In a conversation with VentureBeat, Buniatyan says Deep Lake offers all the benefits of a vanilla data lake (such as ingesting multimodal data from silos) but stands out by converting it all into the tensor format, which deep learning algorithms expect as inputs.
The tensors are neatly stored in cloud-based object storage or local storage, such as AWS S3, and then seamlessly streamed from the cloud to graphics processing units (GPUs) for training – handing off just enough data to compute for it to be fully utilized. Previous approaches that dealt with large datasets required copying the data in batches, which left GPUs idling.
Buniatyan said he started working on Activeloop and this technology in 2018 when he faced the challenge of storing and preprocessing thousands of high-resolution mice brain scans at the Princeton Neuroscience Lab. Since then, the company has developed core database functionalities with two main categories: open source and proprietary.

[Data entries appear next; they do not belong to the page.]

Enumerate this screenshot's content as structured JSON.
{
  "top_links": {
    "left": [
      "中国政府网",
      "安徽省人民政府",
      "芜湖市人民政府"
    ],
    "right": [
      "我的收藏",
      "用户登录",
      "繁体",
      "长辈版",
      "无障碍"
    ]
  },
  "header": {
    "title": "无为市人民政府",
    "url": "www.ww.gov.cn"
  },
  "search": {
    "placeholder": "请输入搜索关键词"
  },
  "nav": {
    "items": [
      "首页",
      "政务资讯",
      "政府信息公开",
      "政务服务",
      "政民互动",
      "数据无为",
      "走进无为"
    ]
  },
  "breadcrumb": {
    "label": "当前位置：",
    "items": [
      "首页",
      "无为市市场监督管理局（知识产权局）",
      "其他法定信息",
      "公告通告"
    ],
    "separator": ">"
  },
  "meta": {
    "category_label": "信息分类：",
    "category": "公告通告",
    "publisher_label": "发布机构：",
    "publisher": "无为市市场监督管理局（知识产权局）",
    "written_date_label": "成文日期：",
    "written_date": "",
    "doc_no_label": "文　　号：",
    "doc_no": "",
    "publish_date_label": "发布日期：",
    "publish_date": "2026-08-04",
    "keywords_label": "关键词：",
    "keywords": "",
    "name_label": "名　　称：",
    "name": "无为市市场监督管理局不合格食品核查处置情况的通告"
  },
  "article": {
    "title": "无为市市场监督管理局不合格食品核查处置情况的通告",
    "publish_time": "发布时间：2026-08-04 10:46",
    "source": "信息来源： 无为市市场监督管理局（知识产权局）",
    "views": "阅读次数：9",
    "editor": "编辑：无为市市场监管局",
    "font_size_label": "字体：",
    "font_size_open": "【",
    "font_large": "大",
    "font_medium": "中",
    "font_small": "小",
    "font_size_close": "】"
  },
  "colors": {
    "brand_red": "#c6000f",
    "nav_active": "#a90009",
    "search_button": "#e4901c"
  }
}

“The open-source aspect encompasses the dataset format, version control, and a wide array of APIs designed for streaming and querying, among other capabilities. On the other hand, the proprietary segment includes advanced visualization tools, knowledge retrieval, and a performant streaming engine, which together enhance the overall functionality and appeal of their product,” he told VentureBeat.
While the CEO did not share the exact number of customers Activeloop is working with, he did note that the open-source project has been downloaded more than one million times to date and has propelled the company’s presence in the enterprise segment. Currently, the enterprise-centric offering comes with a usage-based pricing model and is being leveraged by Fortune 500 companies across highly regulated industries including biopharma, life sciences, medtech, automotive and legal.
One customer, Bayer Radiology, used Deep Lake to unify different data modalities into a single storage solution, streamlining data pre-processing time and enabling a new “chat with X-rays” capability allowing data scientists to query scans in natural language.
“Activeloop’s knowledge retrieval feature is optimized to help data teams create solutions at a cost up to 75% lower than anything else on the market, while increasing the retrieval accuracy significantly, which is important in the industries that Activeloop serves,” the founder added.
Plan to grow
With this round of funding, Activeloop plans to build its enterprise offering and rope in more customers to the database for AI, enabling them to organize complex unstructured data and retrieve knowledge with ease.
The company also plans to use the funds to scale up its engineering team.
“A key development in the pipeline is an upcoming release of Deep Lake v4, with – faster concurrent IO, the fastest streaming data loader for training models, complete reproducible data lineage and external data source integrations,” Buniatyan noted while claiming that there are many customers in this space but “no direct competitors.”
Ultimately, he hopes the technology will save enterprises from spending millions on in-house solutions for data organization and retrieval as well as keep engineers from doing lots of manual handiwork and boilerplate coding, making them more productive.